Plant genomes have evolved under human selection. Perhaps the best-documented consequence of this selection is a reduction of variation caused by genetic bottlenecks during the domestication process and through selective sweeps due to linkage to genes that are desirable in agriculture [38
]. Much of what we currently know about the genes that were selected during domestication and breeding derive from the map-based cloning of individual genes. Selection has often been toward loss-of-function mutations. Examples include the loss of seed dispersal in grains through shattering [39
] and loss of branching [38
]. At the same time, some desirable phenotypes are due to gain of function mutations.
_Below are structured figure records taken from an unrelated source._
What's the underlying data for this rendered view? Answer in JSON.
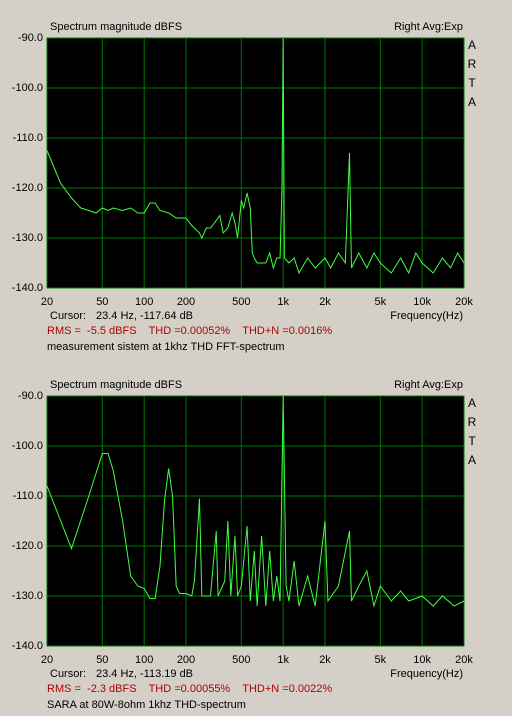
{
  "chart_data": [
    {
      "type": "line",
      "title": "Spectrum magnitude dBFS",
      "right_label": "Right Avg:Exp",
      "side_label": [
        "A",
        "R",
        "T",
        "A"
      ],
      "x_label": "Frequency(Hz)",
      "cursor_label": "Cursor:",
      "cursor_value": "23.4 Hz, -117.64 dB",
      "stats": "RMS =  -5.5 dBFS    THD =0.00052%    THD+N =0.0016%",
      "caption": "measurement sistem at 1khz THD FFT-spectrum",
      "xscale": "log",
      "grid": true,
      "color": "#40ff40",
      "grid_color": "#007a00",
      "background": "#000000",
      "xlim": [
        20,
        20000
      ],
      "ylim": [
        -140,
        -90
      ],
      "xticks": [
        20,
        50,
        100,
        200,
        500,
        {
          "value": 1000,
          "label": "1k"
        },
        {
          "value": 2000,
          "label": "2k"
        },
        {
          "value": 5000,
          "label": "5k"
        },
        {
          "value": 10000,
          "label": "10k"
        },
        {
          "value": 20000,
          "label": "20k"
        }
      ],
      "yticks": [
        {
          "value": -90,
          "label": "-90.0"
        },
        {
          "value": -100,
          "label": "-100.0"
        },
        {
          "value": -110,
          "label": "-110.0"
        },
        {
          "value": -120,
          "label": "-120.0"
        },
        {
          "value": -130,
          "label": "-130.0"
        },
        {
          "value": -140,
          "label": "-140.0"
        }
      ],
      "x": [
        20,
        25,
        30,
        35,
        40,
        45,
        50,
        55,
        60,
        70,
        80,
        90,
        100,
        110,
        120,
        130,
        150,
        170,
        200,
        220,
        250,
        260,
        280,
        300,
        320,
        350,
        370,
        400,
        430,
        450,
        470,
        500,
        520,
        550,
        580,
        600,
        620,
        650,
        700,
        750,
        800,
        850,
        900,
        950,
        980,
        1000,
        1020,
        1100,
        1200,
        1300,
        1500,
        1700,
        2000,
        2200,
        2500,
        2800,
        3000,
        3100,
        3500,
        4000,
        4500,
        5000,
        6000,
        7000,
        8000,
        9000,
        10000,
        12000,
        14000,
        16000,
        18000,
        20000
      ],
      "values": [
        -112.5,
        -119,
        -122,
        -124,
        -124.5,
        -125,
        -124,
        -124.5,
        -124,
        -124.5,
        -124,
        -125,
        -125,
        -123,
        -123,
        -124.5,
        -125,
        -126,
        -126,
        -127.5,
        -129,
        -130,
        -128,
        -128,
        -127,
        -125.5,
        -129,
        -128,
        -125,
        -127,
        -130,
        -122.5,
        -124,
        -121,
        -124,
        -133,
        -134,
        -135,
        -135,
        -135,
        -133,
        -136,
        -134,
        -134,
        -120,
        -90,
        -134,
        -135,
        -134,
        -137,
        -134,
        -136,
        -134,
        -136,
        -133,
        -135,
        -113,
        -136,
        -133,
        -136,
        -133,
        -135,
        -137,
        -134,
        -137,
        -133,
        -135,
        -137,
        -134,
        -136,
        -133,
        -135
      ]
    },
    {
      "type": "line",
      "title": "Spectrum magnitude dBFS",
      "right_label": "Right Avg:Exp",
      "side_label": [
        "A",
        "R",
        "T",
        "A"
      ],
      "x_label": "Frequency(Hz)",
      "cursor_label": "Cursor:",
      "cursor_value": "23.4 Hz, -113.19 dB",
      "stats": "RMS =  -2.3 dBFS    THD =0.00055%    THD+N =0.0022%",
      "caption": "SARA at 80W-8ohm 1khz THD-spectrum",
      "xscale": "log",
      "grid": true,
      "color": "#40ff40",
      "grid_color": "#007a00",
      "background": "#000000",
      "xlim": [
        20,
        20000
      ],
      "ylim": [
        -140,
        -90
      ],
      "xticks": [
        20,
        50,
        100,
        200,
        500,
        {
          "value": 1000,
          "label": "1k"
        },
        {
          "value": 2000,
          "label": "2k"
        },
        {
          "value": 5000,
          "label": "5k"
        },
        {
          "value": 10000,
          "label": "10k"
        },
        {
          "value": 20000,
          "label": "20k"
        }
      ],
      "yticks": [
        {
          "value": -90,
          "label": "-90.0"
        },
        {
          "value": -100,
          "label": "-100.0"
        },
        {
          "value": -110,
          "label": "-110.0"
        },
        {
          "value": -120,
          "label": "-120.0"
        },
        {
          "value": -130,
          "label": "-130.0"
        },
        {
          "value": -140,
          "label": "-140.0"
        }
      ],
      "x": [
        20,
        30,
        40,
        50,
        55,
        60,
        70,
        80,
        90,
        100,
        110,
        120,
        130,
        140,
        150,
        160,
        170,
        180,
        200,
        220,
        230,
        250,
        260,
        300,
        330,
        340,
        380,
        400,
        420,
        450,
        470,
        500,
        550,
        580,
        620,
        650,
        700,
        750,
        800,
        850,
        900,
        950,
        1000,
        1050,
        1100,
        1200,
        1300,
        1500,
        1700,
        2000,
        2100,
        2500,
        3000,
        3100,
        3500,
        4000,
        4500,
        5000,
        6000,
        7000,
        8000,
        10000,
        12000,
        14000,
        17000,
        20000
      ],
      "values": [
        -108,
        -120.5,
        -110,
        -101.5,
        -101.5,
        -105,
        -115,
        -126,
        -128,
        -128.5,
        -130.5,
        -130.5,
        -124,
        -111,
        -104.5,
        -110,
        -128,
        -129.5,
        -129.5,
        -130,
        -127,
        -110.5,
        -130,
        -130,
        -117,
        -130,
        -127,
        -115,
        -130,
        -118,
        -130,
        -128,
        -116,
        -131,
        -121,
        -132,
        -118,
        -132,
        -121,
        -131,
        -126,
        -131,
        -90,
        -128,
        -131,
        -123,
        -132,
        -126,
        -132,
        -115,
        -131,
        -128,
        -117,
        -131,
        -128,
        -125,
        -132,
        -128,
        -131,
        -129,
        -131,
        -130,
        -132,
        -130,
        -132,
        -131
      ]
    }
  ]
}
Examples include disease resistance [2
], high beta-carotene content in tomato which is conferred by a promoter mutation leading to increased expression of the fruit-specific beta-cyclase [40
], and elongated fruit shape due to the duplication, translocation, and subsequent over-expression of an IQ67 domain-containing gene in tomato fruit [12
The idea that algorithms might be applied for the high throughput identification of the genes selected during crop improvement has been proposed for a number of plant species. The application of such approaches is somewhat crop specific, and is influenced by mating system and rates of polymorphism. In highly diverse species, such as maize, the focus has been to identify selective sweeps [38
]. However in crops that have experienced severe genetic bottlenecks it will be difficult to distinguish selective sweeps from the effects of genetic drift due to the bottlenecks themselves. On the other hand, species with reduced genetic variation might offer a model to detect genes with increased levels of polymorphism. Arguably, these are the genes that are of most interest to plant breeders as they likely contribute to existing phenotypic variation. In the case of tomato, an obstacle will be to distinguish genes that are associated with introgressions due to linkage disequilibrium from the selected genes themselves.